Recently, my friend Kate Stillman (pictured above) pinged me about how her local meat sales have dropped by 75% at farmer’s markets this past summer. The cause? A new program intended to increase local fruit and vegetable consumption. This summer, the state of Massachusetts introduced a new benefit to those enrolled in SNAP (Supplemental Nutrition Assistance Program) a.k.a. “Food Stamps”. In addition to being able to use their SNAP benefits at farmer’s markets, farm stands and CSA farms, a new program called “HIP” (Healthy Incentives Program) allows participants to earn up to $40 (1-2 people), $60 (3-5 people), or $80 (6 or more people) for eligible fruits and vegetables.
What’s Wrong with Promoting More Fruit & Vegetable Consumption? That’s Good, Right?

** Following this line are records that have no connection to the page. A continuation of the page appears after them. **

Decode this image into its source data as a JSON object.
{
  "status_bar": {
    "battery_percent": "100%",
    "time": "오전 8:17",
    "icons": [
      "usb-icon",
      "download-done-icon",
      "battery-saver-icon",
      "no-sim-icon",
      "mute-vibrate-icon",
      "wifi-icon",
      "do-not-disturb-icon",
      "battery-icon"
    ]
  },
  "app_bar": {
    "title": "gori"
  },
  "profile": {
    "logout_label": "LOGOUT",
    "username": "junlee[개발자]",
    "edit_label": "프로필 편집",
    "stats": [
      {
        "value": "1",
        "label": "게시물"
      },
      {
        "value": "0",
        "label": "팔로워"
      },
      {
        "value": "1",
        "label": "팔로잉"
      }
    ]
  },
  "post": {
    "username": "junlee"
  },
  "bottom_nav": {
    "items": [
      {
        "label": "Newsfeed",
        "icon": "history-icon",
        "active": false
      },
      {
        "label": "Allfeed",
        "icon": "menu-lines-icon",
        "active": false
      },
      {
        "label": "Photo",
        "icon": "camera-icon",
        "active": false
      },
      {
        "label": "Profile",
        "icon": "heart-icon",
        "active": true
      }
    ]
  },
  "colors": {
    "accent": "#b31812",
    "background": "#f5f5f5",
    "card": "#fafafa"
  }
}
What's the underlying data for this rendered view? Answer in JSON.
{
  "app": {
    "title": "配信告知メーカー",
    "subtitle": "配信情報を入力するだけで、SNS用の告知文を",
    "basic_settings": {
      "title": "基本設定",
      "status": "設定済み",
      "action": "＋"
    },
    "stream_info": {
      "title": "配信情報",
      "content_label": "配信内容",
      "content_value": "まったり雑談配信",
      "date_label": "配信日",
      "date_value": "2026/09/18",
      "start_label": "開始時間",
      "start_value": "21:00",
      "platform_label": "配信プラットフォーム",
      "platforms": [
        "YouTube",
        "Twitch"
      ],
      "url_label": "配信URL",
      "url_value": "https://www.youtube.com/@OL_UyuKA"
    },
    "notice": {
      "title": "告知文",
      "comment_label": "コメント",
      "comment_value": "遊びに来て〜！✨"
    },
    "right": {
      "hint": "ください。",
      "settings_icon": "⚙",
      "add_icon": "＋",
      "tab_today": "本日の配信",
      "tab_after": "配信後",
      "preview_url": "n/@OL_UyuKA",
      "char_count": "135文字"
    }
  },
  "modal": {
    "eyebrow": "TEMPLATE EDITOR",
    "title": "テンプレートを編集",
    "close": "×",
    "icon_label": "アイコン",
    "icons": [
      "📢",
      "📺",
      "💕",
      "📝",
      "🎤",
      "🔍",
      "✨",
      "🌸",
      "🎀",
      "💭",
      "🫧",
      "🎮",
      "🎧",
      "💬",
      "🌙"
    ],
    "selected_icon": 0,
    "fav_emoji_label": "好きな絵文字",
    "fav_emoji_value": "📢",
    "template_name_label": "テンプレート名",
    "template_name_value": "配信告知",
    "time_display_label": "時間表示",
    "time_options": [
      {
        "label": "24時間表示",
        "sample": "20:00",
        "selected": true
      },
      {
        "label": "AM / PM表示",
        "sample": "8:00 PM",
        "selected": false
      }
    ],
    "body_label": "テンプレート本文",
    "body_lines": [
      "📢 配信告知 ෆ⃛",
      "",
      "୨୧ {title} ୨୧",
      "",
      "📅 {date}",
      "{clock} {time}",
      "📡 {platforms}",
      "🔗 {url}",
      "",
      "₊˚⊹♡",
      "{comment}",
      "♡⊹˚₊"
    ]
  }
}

The program was hugely popular. Customers flooded the markets and were able to use the additional money to purchase fresh fruits and vegetables, seeds, plants for their garden, dried beans, nuts, fresh herbs, applesauce and sauerkraut. What can’t they buy at markets? Some of the excluded items include condiments, olives, sauces, ornamental vegetables and… local meat, poultry, fish and eggs.
The program was so popular that in fact, that regular customers stopped coming. The lines were just too long. And while produce farmers made out great, local meat producers were left in the dust. Not only did they not benefit from the HIP program, but because their regular customers stopped coming, they lost major sales. Kate told me that her sales at the Copley Farmer’s Market dropped by 75%. Kate details her experience in my podcast, listen here.

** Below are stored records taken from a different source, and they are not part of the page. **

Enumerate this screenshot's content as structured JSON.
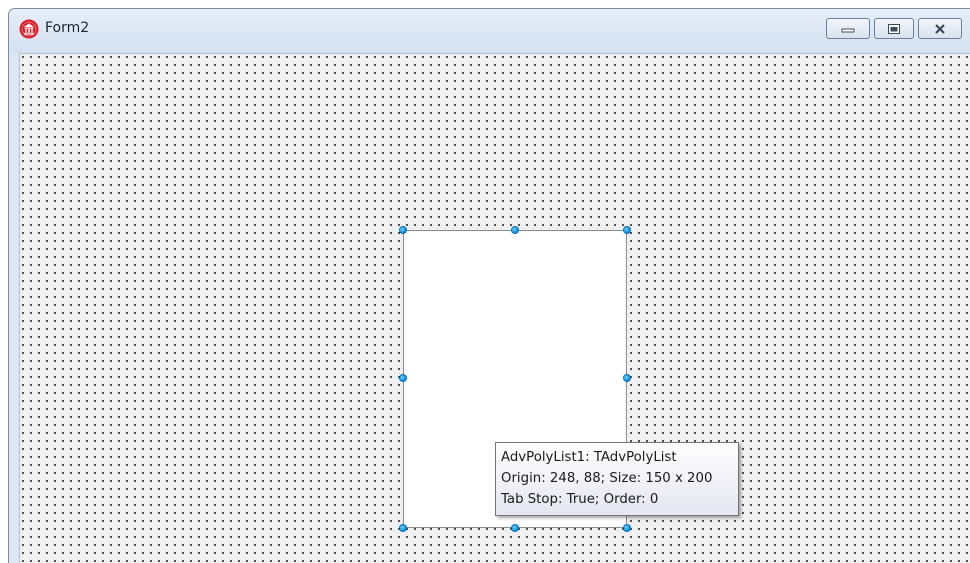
{
  "window": {
    "title": "Form2",
    "icon": "delphi-app-icon",
    "caption_buttons": [
      "minimize-icon",
      "maximize-icon",
      "close-icon"
    ]
  },
  "component": {
    "tooltip_lines": [
      "AdvPolyList1: TAdvPolyList",
      "Origin: 248, 88; Size: 150 x 200",
      "Tab Stop: True; Order: 0"
    ]
  }
}
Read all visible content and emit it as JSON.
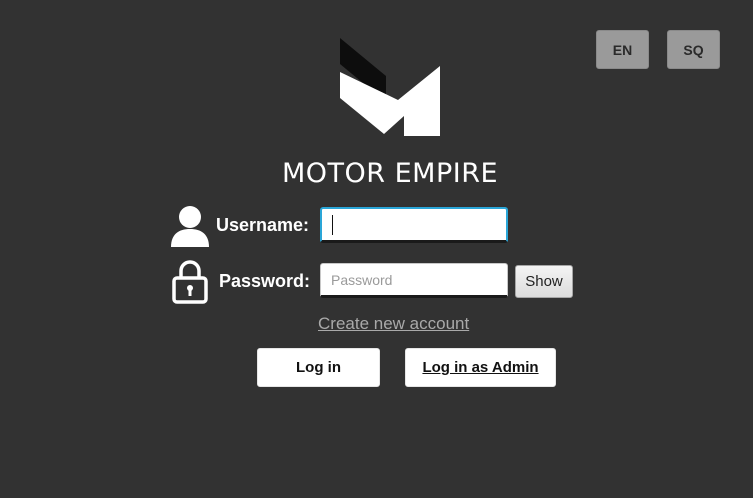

And while I’m all for giving incentives to folks to increase local food “healthy” food, why limit it to local produce? Is a bag of organic baby lettuce mix, an organic heirloom tomato, or an expensive quart of locally produced raspberries “better” than a pound of grass-fed ground beef? Lettuce, with the nutritional value of a Kleenex, is certainly NOT more nutritious than a steak.
SNAP benefits can be used at a grocery store for “luxury items” like energy drinks, soft drinks, candy, cookies, ice cream and cake. Also considered in the “luxury” category are seafood and steak. There’s been much debate about what foods should be included in SNAP benefits. The government has an official statement about the implications of restricting SNAP benefits to “healthy” foods. Here’s an excerpt from that report:
“There is no strong research-based evidence to support restricting food stamp benefits. Food stamp recipients are no more likely than higher income consumers to choose foods with little nutritional value; thus the basis for singling out low-income food stamp recipients and restricting their food choices is not clear.”
If the goal of this new incentive program is to feed those who are food insecure with “healthy” local food, shouldn’t we consider how to deliver the most nutrient-dense food for the buck? Certainly local eggs, meat, poultry and dairy products do this very efficiently. Why do we continue to see meat as a “luxury” item while local organic raspberries and heirloom tomatoes are not? Why are benefits for meat products limited to industrially produced, CAFO (confined animal feeding operation) meats?
From a nutritional standpoint, red meat is our best source of iron, the number one nutrient deficiency worldwide, especially prevalent in women and young children. It’s also incredibly efficient, calorically speaking, at delivering protein and nutrients compared to plant-based proteins. Saturated fat is no longer a “nutrient of concern” and most people agree that a low-fat diet is no longer the best advice. It’s not 1990 anymore. Environmentally, the New England landscape does a very good job at producing pasture, ideal for ruminants like cattle. Protein farmers are a vital part of the agricultural community and should be celebrated. It’s time to end the halo over produce and the vilification of meat. Both are important for human health. If we want to support local farmers and feed people, local meat, poultry, eggs, dairy and seafood should be part of the HIP benefits.